The most obvious explanation is money. Charting a path through environmentally protected lands—an area that has no private land—would avoid creating disputes that result in paying compensation to landowners along the highway’s path. Civil engineers would not be required to build tunnels, overpasses, and ramps to navigate preexisting development. But the potential profits are probably an even greater motive. The highway’s detour through Khimki Forest would bring the road extremely close to Sheremetyevo International Airport, the second largest in the country. Any road that links Moscow and St. Petersburg, enjoys close proximity to an international airport, and could have generous-sized lots with century-old oaks dotted along the way would be a developer’s dream. The corruption and graft that surround Russia’s construction industry are the stuff of legend. According to a Russian anticorruption group,
new roads in Russia cost roughly $237 million a kilometer; in the United States, it is roughly $6 million for the same distance. Russian roads, it is safe to say, are some of the most expensive in the world. (Incidentally, the government gets very little for its money;
its roadway infrastructure is ranked 111th, among the world’s worst.) The government officials approving the highway project almost certainly stood to benefit personally.

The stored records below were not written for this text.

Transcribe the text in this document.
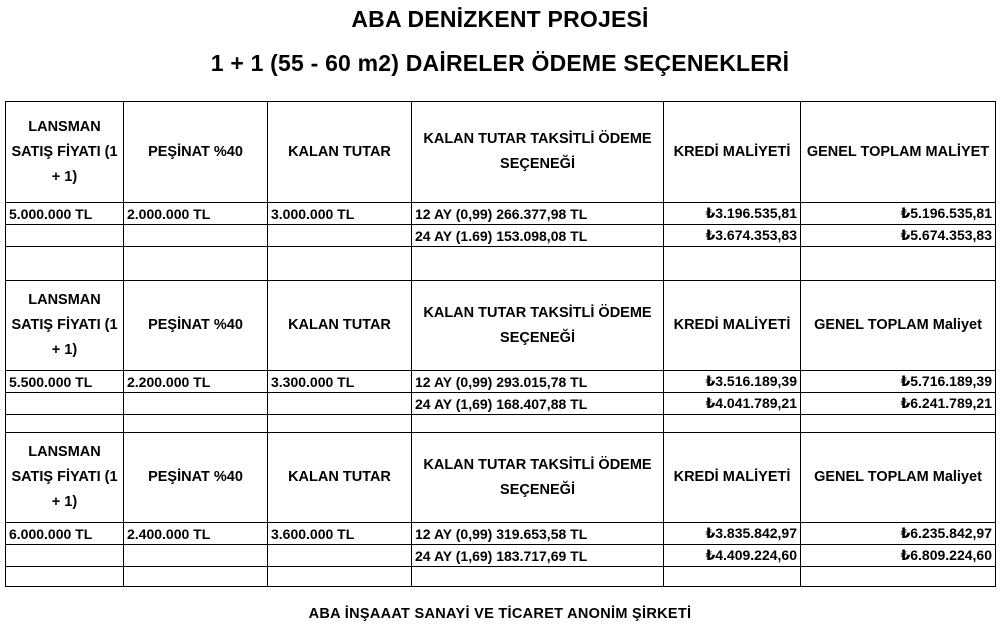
ABA DENİZKENT PROJESİ
1 + 1 (55 - 60 m2) DAİRELER ÖDEME SEÇENEKLERİ
LANSMAN SATIŞ FİYATI (1 + 1)	PEŞİNAT %40	KALAN TUTAR	KALAN TUTAR TAKSİTLİ ÖDEME SEÇENEĞİ	KREDİ MALİYETİ	GENEL TOPLAM MALİYET
5.000.000 TL	2.000.000 TL	3.000.000 TL	12 AY (0,99) 266.377,98 TL	₺3.196.535,81	₺5.196.535,81
			24 AY (1.69) 153.098,08 TL	₺3.674.353,83	₺5.674.353,83

LANSMAN SATIŞ FİYATI (1 + 1)	PEŞİNAT %40	KALAN TUTAR	KALAN TUTAR TAKSİTLİ ÖDEME SEÇENEĞİ	KREDİ MALİYETİ	GENEL TOPLAM Maliyet
5.500.000 TL	2.200.000 TL	3.300.000 TL	12 AY (0,99) 293.015,78 TL	₺3.516.189,39	₺5.716.189,39
			24 AY (1,69) 168.407,88 TL	₺4.041.789,21	₺6.241.789,21

LANSMAN SATIŞ FİYATI (1 + 1)	PEŞİNAT %40	KALAN TUTAR	KALAN TUTAR TAKSİTLİ ÖDEME SEÇENEĞİ	KREDİ MALİYETİ	GENEL TOPLAM Maliyet
6.000.000 TL	2.400.000 TL	3.600.000 TL	12 AY (0,99) 319.653,58 TL	₺3.835.842,97	₺6.235.842,97
			24 AY (1,69) 183.717,69 TL	₺4.409.224,60	₺6.809.224,60

ABA İNŞAAAT SANAYİ VE TİCARET ANONİM ŞİRKETİ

There existed a clear conflict of interest for Igor Levitin, the minister of transportation. “He is the director of Sheremetyevo airport,” Yevgenia explains. “So at one and the same time he is a minister and private entrepreneur.” In fact,
Levitin is the head of several commercial enterprises tied to the airport; among them, he was chairman of the board of directors of Aeroflot, which is based at Sheremetyevo. “I
asked the bureaucrats, ‘How could that be?’ They said, ‘Very simple. When he’s in the ministry, he is the minister. When he comes to the airport, he is the minister as well, but he represents the interests of private business, too.’ ” Yevgenia looked at me with disbelief.

With her two baby girls in tow, Yevgenia returned to the forest. This time, she came armed with flyers to post on some of the same trees the government planned to clear. Her flyers told residents about the planned highway construction and encouraged them to come to her house for an organizational meeting. More than a hundred people showed up to the first meeting. She was surprised by the turnout. Like her, many of her neighbors wanted to help save the community’s forest. Soon, with the help of fellow residents, she founded the group Defenders of Khimki Forest. She created a Web site for her movement,
www.ecmo.ru
; began organizing demonstrations, protests, and rallies; started a petition drive; and worked with local journalists to publicize her efforts to preserve the very thing that drew her to this community. Yevgenia didn’t realize it right away, but her transformation into a grassroots environmental activist had begun. “An organization like Greenpeace is trying to rescue or save a forest in some place far away like Siberia or Sochi, but they are not involved in smaller, local problems,” she says. “We had to do it ourselves.”